Diagnosing urine incontinence begins with a good history, a physical exam, a urinalysis and possibly a urine culture to check for a urinary tract infection that can cause symptoms, said Dr. DeMeo. A test that can be performed in the office is to have the patient come to the visit with a full bladder and cough while standing to see if they can demonstrate the leakage of urine from the urethra.

“Basically, at this point, this is all we need to do before we start discussing treatments,” he said.


“Depending on the type of incontinence they have, we can recommend Kegel exercises or bladder re-training, which I would instruct them how to do,” said Dr. DeMeo.

Other treatments include physical therapy, where patients learn pelvic floor exercises, biofeedback, and sometimes electrical stimulation of the pelvic floor muscles.

He also recommends limiting alcohol, caffeine-containing beverages and to stop smoking. Weight loss can also be helpful for obese patients, because they have a higher incidence of urinary incontinence. Cutting back on drinking excessive amounts of liquid greater than 64 ounces per day can also help. Constipation can worsen urine incontinency and treating that will aid in alleviating symptoms.

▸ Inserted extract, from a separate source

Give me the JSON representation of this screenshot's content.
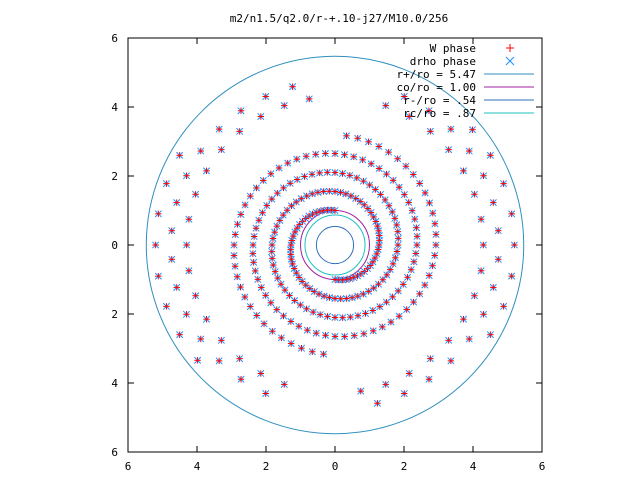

“Medications for urge incontinence or overactive bladder are available to help inhibit those involuntary bladder contractions that you get with that condition,” said Dr. DeMeo. “Topical estrogen cream vaginally could help thicken the lining of the bladder and urethra and also the attachments, which can be beneficial in treating urinary incontinence.”

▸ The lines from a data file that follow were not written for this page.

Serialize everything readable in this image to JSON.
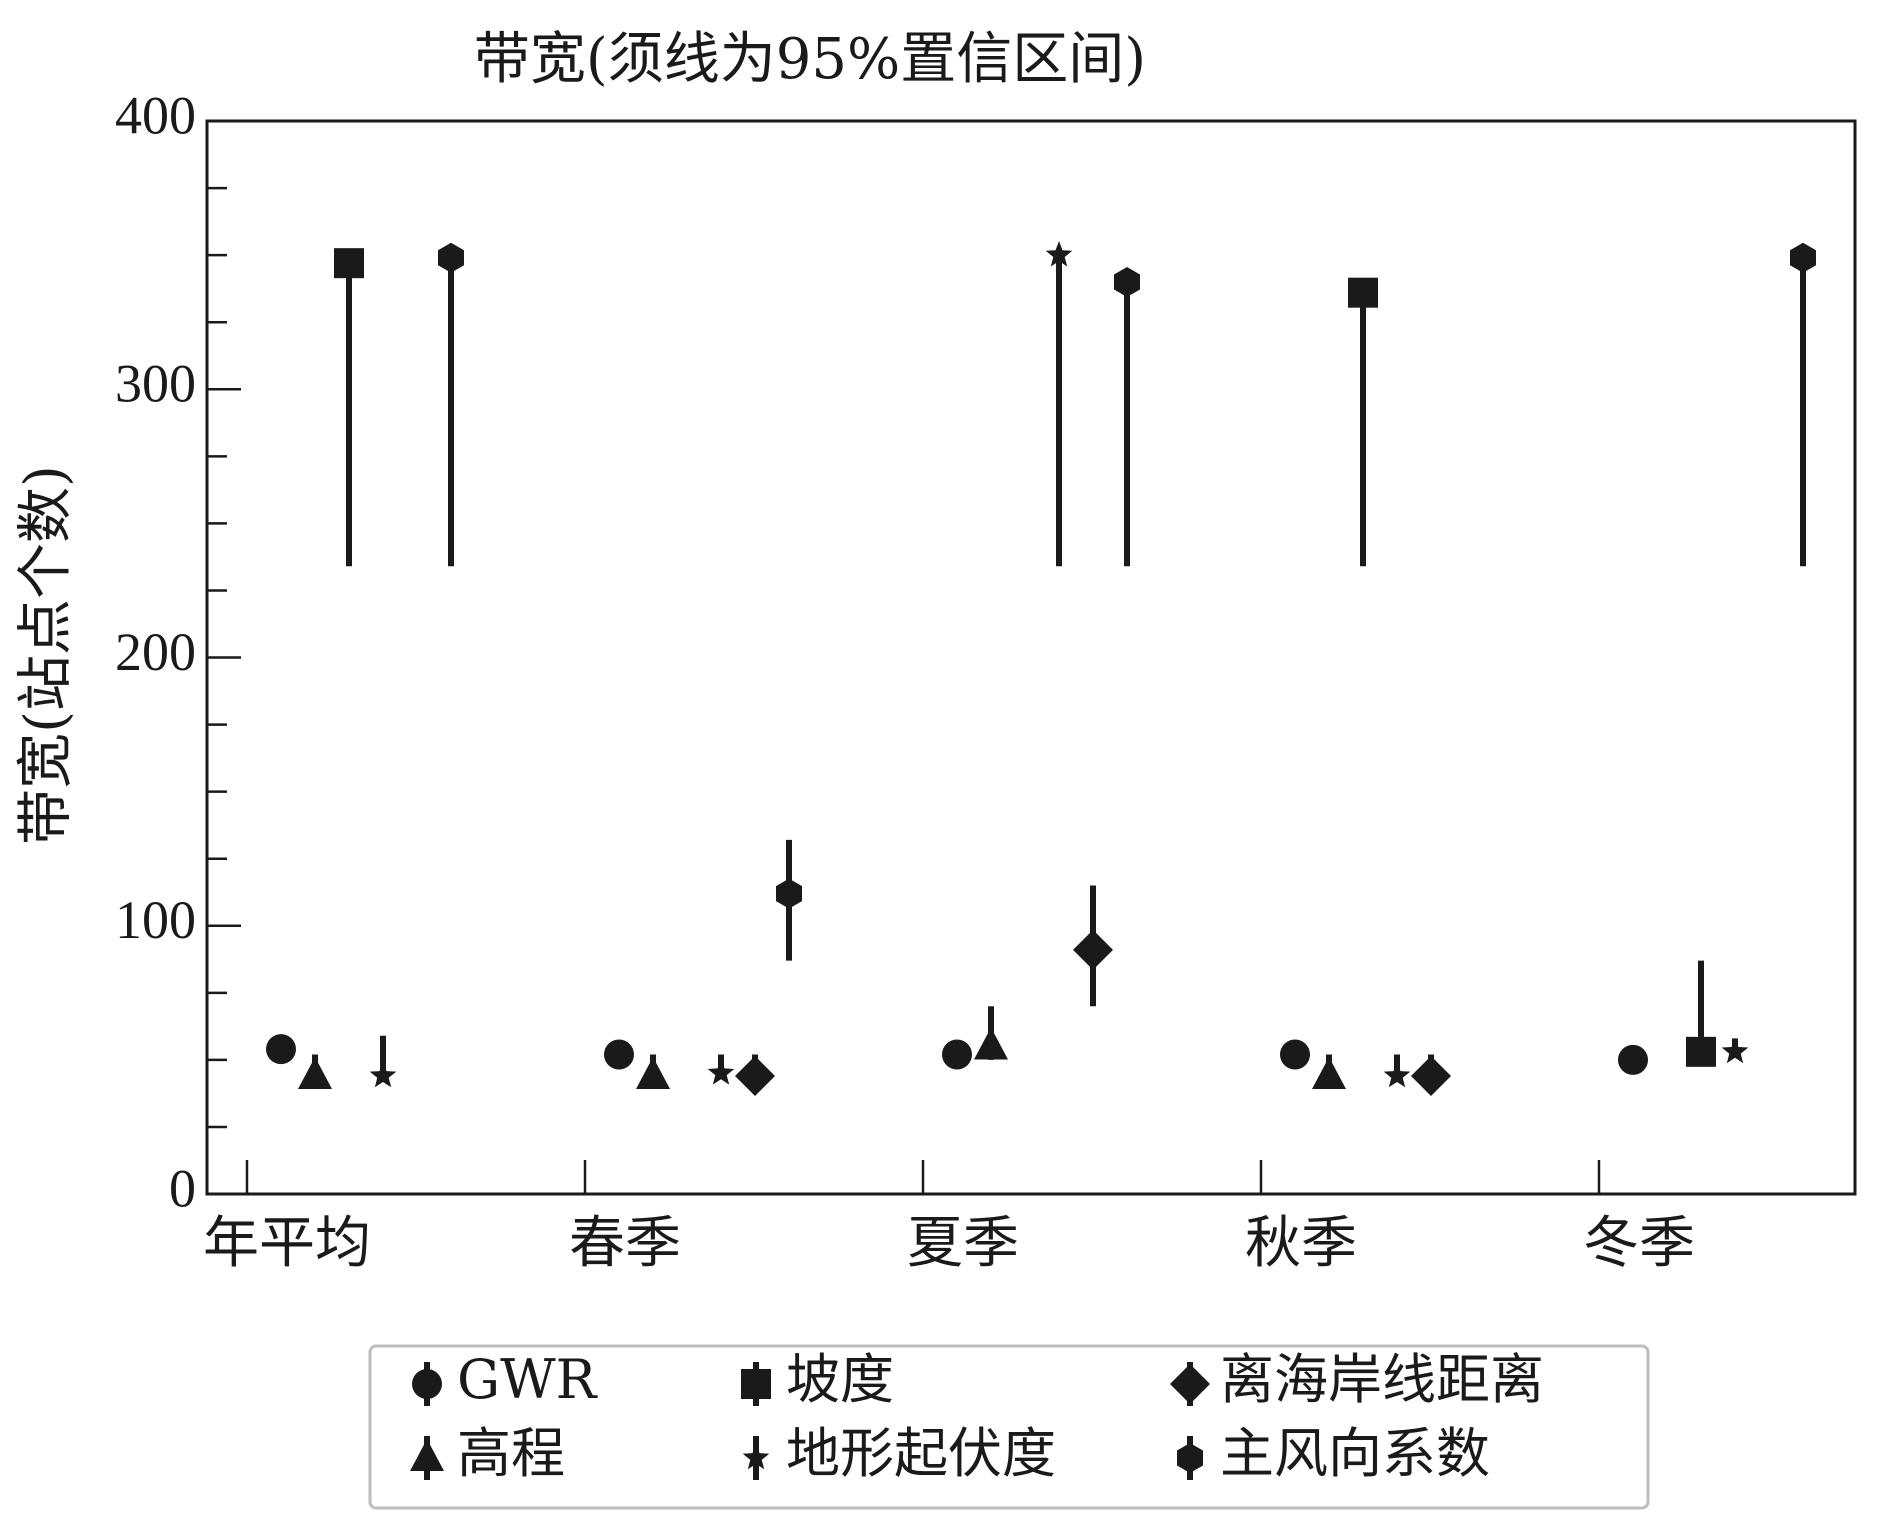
{
  "chart_data": {
    "type": "scatter",
    "title": "带宽(须线为95%置信区间)",
    "xlabel": "",
    "ylabel": "带宽(站点个数)",
    "ylim": [
      0,
      400
    ],
    "yticks": [
      0,
      100,
      200,
      300,
      400
    ],
    "categories": [
      "年平均",
      "春季",
      "夏季",
      "秋季",
      "冬季"
    ],
    "grid": false,
    "legend_position": "bottom",
    "colors": {
      "mark": "#1a1a1a",
      "frame": "#1a1a1a",
      "legend_border": "#bdbdbd"
    },
    "series": [
      {
        "name": "GWR",
        "marker": "circle",
        "points": [
          {
            "category": "年平均",
            "y": 54,
            "lo": null,
            "hi": null
          },
          {
            "category": "春季",
            "y": 52,
            "lo": null,
            "hi": null
          },
          {
            "category": "夏季",
            "y": 52,
            "lo": null,
            "hi": null
          },
          {
            "category": "秋季",
            "y": 52,
            "lo": null,
            "hi": null
          },
          {
            "category": "冬季",
            "y": 50,
            "lo": null,
            "hi": null
          }
        ]
      },
      {
        "name": "高程",
        "marker": "triangle",
        "points": [
          {
            "category": "年平均",
            "y": 44,
            "lo": null,
            "hi": 52
          },
          {
            "category": "春季",
            "y": 44,
            "lo": null,
            "hi": 52
          },
          {
            "category": "夏季",
            "y": 55,
            "lo": 50,
            "hi": 70
          },
          {
            "category": "秋季",
            "y": 44,
            "lo": null,
            "hi": 52
          }
        ]
      },
      {
        "name": "坡度",
        "marker": "square",
        "points": [
          {
            "category": "年平均",
            "y": 347,
            "lo": 234,
            "hi": null
          },
          {
            "category": "秋季",
            "y": 336,
            "lo": 234,
            "hi": null
          },
          {
            "category": "冬季",
            "y": 53,
            "lo": null,
            "hi": 87
          }
        ]
      },
      {
        "name": "地形起伏度",
        "marker": "star",
        "points": [
          {
            "category": "年平均",
            "y": 44,
            "lo": null,
            "hi": 59
          },
          {
            "category": "春季",
            "y": 45,
            "lo": null,
            "hi": 52
          },
          {
            "category": "夏季",
            "y": 350,
            "lo": 234,
            "hi": null
          },
          {
            "category": "秋季",
            "y": 44,
            "lo": null,
            "hi": 52
          },
          {
            "category": "冬季",
            "y": 53,
            "lo": null,
            "hi": 58
          }
        ]
      },
      {
        "name": "离海岸线距离",
        "marker": "diamond",
        "points": [
          {
            "category": "春季",
            "y": 44,
            "lo": null,
            "hi": 52
          },
          {
            "category": "夏季",
            "y": 91,
            "lo": 70,
            "hi": 115
          },
          {
            "category": "秋季",
            "y": 44,
            "lo": null,
            "hi": 52
          }
        ]
      },
      {
        "name": "主风向系数",
        "marker": "hexagon",
        "points": [
          {
            "category": "年平均",
            "y": 349,
            "lo": 234,
            "hi": null
          },
          {
            "category": "春季",
            "y": 112,
            "lo": 87,
            "hi": 132
          },
          {
            "category": "夏季",
            "y": 340,
            "lo": 234,
            "hi": null
          },
          {
            "category": "冬季",
            "y": 349,
            "lo": 234,
            "hi": null
          }
        ]
      }
    ]
  }
}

Vaginal pessaries, which are soft, flexible devices inserted into the vagina, are an option, particularly for patients who experience leakage related to a particular activity such as running, horseback riding, dancing, and any kind of activity that involves jumping, he said. “They can be fitted with a pessary that they can use prior to the activity that supports the bladder neck, so they don’t leak during the activity. When they are done with the activity, they can take it out and put it back when they resume the activity.”

Travel Tips

Dr. DeMeo recommends the following tips to manage urinary incontinence, especially when traveling:

  • Wear a pad. While it won’t stop the leakage, it will prevent the urine from getting on your clothes or the car seat.
  • Use a vaginal incontinence tampon. If you have stress incontinence, there is a tampon that provides some support for the bladder neck. It will prevent leakage when you laugh, cough, or sneeze.
  • Reduce fluid intake.
  • Use the bathroom at regular intervals and try not to hold it for too long.
  • Watch what you drink. Don’t drink caffeine-containing beverages, alcohol or wine while traveling.